Wayne Parry, head of production at the Rose Theatre Kingston, explained that the load cells were used only for set installation, not during performances. He said: “Large steel sections were lifted using several motors (hoists) and, although the safe working load was well within the point capacity, we set the load cells to sound an alarm if any weight transfer came close to that capacity.”

The theatre will utilise the load cells for upcoming performances, including its next production Good Canary, directed by John Malkovich, where three light-emitting diode (LED)-based video displays are the centrepiece to performances.

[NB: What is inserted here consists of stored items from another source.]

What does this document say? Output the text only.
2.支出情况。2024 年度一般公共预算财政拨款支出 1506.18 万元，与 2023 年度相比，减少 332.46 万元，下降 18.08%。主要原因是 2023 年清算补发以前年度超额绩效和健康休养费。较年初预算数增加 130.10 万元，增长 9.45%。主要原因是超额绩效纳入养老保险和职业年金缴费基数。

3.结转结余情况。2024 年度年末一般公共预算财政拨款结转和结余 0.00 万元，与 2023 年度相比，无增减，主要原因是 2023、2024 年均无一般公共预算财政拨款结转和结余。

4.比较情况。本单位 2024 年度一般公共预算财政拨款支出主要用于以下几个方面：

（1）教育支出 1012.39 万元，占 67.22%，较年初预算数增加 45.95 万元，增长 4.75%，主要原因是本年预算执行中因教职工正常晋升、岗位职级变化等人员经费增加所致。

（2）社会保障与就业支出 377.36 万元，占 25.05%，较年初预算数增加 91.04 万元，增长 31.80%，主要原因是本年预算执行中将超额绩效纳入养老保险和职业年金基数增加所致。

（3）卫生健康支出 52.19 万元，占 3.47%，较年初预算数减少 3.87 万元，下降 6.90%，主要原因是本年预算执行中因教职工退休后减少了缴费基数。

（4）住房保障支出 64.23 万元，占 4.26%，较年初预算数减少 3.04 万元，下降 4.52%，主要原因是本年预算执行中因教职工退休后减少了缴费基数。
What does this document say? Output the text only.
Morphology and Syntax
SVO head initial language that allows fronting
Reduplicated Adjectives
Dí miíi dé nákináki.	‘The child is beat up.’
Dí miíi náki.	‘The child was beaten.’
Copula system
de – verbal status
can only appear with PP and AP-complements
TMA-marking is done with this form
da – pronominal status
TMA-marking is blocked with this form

The screens will be moved on tracks, while furniture moves on and off stage using floor tracks. The load cells will be used to monitor the loads distributed to the front of the overhead structure where the forces are greatest.

Parry explained that the theatre has a spider grid that houses the lighting rig and any performance-specific low load rigging. Most of the rigging is transferred to still sections in the roof that have a point load of 250kg. The stage dimensions beneath are 10m deep, 16m wide and 10m high.

He said: “The Rose grid is a complex affair and loads are spread between various sections to include the permanently installed bridges. As there is no flying system, the loads tend to be manageable as most of the work is fixed and much of it transfers through the stage floor. The stage floor itself is made up of steel deck rostras on steel legs.”